- Born: 1877
- Died: 4 March 1959 (aged 81–82)
- Occupation: Medical entomologist, physician
- Awards: Officer of the Order of the British Empire (George V, 1930 New Year Honours, 1930); Licentiate of the Royal College of Physicians ;

= W.A. Lamborn =

William Alfred Stedwell Lamborn (in literature usually as W.A. Lamborn) (1877 – 4 March 1959) was an English physician and medical entomologist who worked in Southeast Asia and Africa, conducting studies on malaria and trypanosoma while also collecting and studying insects. A number of insect species including Alaena lamborni, Aslauga lamborni, Sphecodemyia lamborni, Praestochrysis lamborni; and the ciliate genus Lambornella are named after him.

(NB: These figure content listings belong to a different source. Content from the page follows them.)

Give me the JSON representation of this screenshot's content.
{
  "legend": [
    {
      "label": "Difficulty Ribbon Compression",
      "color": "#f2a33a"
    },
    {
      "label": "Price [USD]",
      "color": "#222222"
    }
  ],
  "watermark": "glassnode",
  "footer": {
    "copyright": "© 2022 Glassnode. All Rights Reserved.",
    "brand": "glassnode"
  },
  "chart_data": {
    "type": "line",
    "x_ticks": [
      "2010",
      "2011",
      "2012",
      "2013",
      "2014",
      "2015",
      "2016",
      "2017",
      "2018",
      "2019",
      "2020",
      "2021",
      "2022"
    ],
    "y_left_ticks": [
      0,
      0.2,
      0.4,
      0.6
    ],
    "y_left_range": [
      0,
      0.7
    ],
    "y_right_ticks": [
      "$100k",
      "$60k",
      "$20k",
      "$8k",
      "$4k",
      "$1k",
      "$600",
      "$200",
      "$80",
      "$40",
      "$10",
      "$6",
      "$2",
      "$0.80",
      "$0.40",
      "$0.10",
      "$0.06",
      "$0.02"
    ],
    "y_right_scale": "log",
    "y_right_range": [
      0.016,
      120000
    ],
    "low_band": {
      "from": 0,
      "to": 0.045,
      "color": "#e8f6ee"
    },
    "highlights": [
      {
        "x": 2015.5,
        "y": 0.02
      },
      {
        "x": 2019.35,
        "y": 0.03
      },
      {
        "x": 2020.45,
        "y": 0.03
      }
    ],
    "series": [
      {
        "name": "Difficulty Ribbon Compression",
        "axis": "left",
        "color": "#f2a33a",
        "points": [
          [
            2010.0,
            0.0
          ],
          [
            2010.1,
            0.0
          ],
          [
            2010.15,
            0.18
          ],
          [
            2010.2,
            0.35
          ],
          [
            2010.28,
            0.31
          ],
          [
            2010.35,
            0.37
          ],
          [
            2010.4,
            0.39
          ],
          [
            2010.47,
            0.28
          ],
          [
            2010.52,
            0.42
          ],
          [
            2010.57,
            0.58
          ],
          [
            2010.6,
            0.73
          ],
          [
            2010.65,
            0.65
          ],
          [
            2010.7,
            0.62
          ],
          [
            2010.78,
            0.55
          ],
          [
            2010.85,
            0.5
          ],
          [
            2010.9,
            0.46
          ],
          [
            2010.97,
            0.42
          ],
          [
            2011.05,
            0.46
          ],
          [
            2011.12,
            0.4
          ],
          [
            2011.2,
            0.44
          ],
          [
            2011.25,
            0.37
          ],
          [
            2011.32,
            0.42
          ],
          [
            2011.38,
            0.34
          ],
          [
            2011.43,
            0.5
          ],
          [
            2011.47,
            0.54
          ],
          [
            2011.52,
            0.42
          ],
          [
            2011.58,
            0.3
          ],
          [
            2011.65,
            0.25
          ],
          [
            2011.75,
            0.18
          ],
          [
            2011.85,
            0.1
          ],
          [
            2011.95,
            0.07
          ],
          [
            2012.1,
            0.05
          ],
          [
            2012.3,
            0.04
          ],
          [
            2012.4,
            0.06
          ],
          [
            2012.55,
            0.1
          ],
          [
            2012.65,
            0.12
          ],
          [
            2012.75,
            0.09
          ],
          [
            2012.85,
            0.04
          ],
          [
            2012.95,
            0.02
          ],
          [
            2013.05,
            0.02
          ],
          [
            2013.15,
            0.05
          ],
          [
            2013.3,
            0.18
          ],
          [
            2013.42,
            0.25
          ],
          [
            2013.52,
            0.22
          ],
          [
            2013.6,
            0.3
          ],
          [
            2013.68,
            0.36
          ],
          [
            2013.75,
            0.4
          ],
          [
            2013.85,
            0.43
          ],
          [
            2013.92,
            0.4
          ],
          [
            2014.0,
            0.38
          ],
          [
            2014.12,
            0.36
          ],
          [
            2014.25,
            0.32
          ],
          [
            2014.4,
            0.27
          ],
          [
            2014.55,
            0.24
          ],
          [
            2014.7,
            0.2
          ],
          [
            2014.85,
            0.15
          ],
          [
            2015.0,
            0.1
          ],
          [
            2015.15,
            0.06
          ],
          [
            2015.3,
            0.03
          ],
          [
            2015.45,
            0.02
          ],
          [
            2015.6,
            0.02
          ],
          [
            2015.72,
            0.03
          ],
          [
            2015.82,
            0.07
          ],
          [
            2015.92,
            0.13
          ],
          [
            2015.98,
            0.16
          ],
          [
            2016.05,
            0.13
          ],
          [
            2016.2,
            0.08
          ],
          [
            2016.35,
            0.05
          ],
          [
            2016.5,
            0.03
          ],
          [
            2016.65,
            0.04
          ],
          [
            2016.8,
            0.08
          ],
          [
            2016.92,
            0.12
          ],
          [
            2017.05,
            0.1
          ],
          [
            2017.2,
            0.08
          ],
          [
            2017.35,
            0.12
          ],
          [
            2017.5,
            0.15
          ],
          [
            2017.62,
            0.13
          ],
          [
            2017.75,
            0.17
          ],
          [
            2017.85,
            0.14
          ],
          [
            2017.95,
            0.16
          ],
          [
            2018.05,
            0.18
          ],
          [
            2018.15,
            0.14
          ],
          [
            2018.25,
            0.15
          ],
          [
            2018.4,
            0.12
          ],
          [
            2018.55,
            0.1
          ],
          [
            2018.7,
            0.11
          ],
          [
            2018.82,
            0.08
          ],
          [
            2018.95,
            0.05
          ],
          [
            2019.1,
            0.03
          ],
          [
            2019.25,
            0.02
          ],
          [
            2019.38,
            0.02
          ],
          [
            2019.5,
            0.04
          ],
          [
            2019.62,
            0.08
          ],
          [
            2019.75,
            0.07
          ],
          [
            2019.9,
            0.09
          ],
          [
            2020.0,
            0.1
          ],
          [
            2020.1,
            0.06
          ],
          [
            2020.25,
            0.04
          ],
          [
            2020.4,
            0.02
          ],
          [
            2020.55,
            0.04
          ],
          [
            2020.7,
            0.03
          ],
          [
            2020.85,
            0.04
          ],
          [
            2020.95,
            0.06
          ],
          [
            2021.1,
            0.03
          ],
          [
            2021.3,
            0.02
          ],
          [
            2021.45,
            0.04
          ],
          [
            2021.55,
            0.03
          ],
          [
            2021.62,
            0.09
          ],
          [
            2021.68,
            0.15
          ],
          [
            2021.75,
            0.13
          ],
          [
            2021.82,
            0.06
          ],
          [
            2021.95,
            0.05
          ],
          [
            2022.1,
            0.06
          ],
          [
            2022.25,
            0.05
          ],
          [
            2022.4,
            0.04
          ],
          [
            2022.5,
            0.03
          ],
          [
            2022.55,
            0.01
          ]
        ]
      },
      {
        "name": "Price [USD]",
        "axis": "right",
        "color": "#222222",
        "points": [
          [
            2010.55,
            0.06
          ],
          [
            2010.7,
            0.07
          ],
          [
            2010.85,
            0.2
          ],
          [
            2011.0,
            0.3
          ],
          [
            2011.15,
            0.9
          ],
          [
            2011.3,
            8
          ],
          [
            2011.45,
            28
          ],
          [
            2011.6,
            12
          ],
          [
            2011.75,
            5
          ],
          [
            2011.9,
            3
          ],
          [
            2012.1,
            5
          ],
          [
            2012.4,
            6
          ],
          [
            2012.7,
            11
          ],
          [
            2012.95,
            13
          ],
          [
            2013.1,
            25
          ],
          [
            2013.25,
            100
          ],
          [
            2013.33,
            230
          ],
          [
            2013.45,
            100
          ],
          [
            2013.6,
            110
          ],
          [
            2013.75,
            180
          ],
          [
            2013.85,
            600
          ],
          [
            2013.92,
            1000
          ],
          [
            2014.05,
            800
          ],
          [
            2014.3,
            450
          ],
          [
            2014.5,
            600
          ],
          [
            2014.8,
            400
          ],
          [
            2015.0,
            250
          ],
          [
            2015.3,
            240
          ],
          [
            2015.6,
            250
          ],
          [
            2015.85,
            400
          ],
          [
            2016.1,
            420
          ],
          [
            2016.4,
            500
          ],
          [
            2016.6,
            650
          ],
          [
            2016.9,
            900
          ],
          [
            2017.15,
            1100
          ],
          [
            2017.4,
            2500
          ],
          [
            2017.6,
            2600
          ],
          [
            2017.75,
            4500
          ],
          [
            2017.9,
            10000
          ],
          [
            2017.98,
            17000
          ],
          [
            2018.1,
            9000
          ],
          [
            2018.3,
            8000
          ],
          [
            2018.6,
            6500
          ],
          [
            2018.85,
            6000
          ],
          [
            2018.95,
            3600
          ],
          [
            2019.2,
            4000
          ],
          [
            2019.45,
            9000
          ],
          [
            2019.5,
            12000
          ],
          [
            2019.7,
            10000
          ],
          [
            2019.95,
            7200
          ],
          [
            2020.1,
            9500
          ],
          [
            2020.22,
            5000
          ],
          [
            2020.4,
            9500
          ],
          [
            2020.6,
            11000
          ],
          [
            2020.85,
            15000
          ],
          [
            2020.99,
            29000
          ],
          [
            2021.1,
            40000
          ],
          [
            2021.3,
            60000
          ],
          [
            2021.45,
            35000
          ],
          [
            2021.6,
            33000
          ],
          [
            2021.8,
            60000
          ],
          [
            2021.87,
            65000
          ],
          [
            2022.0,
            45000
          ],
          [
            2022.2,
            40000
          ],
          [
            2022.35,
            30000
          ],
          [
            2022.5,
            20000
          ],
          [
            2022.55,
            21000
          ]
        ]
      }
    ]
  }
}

Lamborn was born in 1877 at Battle, Sussex and was educated at St Mungo's College, Glasgow, and trained at Middlesex Hospital receiving a medical degree in 1899. He worked at Islington Infirmary and the County Asylum, Oxford as a medical officer before going to British Guiana in 1905. In 1907 he moved to Pietermaritzburg in South Africa and later served in the Nigeria Bitumen Corporation at Lagos as a medical officer. He conducted a malaria survey in the Federated Malay States. In 1913 he was appointed as a medical entomologist in Nigeria but travelled around Africa working for the Imperial Bureau of Entomology. He was involved in studies of tsetse flies around 1917 and worked at Tanga Hospital. In 1918 he became a medical officer in Nyasaland and worked briefly in the Federated Malay States as a medical entomologist in 1920 before returning to Nyasaland. During World War II he served as a Major in Kenya in the R.A.M.C.

Lamborn was appointed an Officer of the Order of the British Empire (OBE) in the 1930 New Year Honours and elected member of the Royal College of Physicians in 1937. He died at his home in Fort Johnston, Malawi. His insect collections are deposited in the Hope Collection at Oxford University.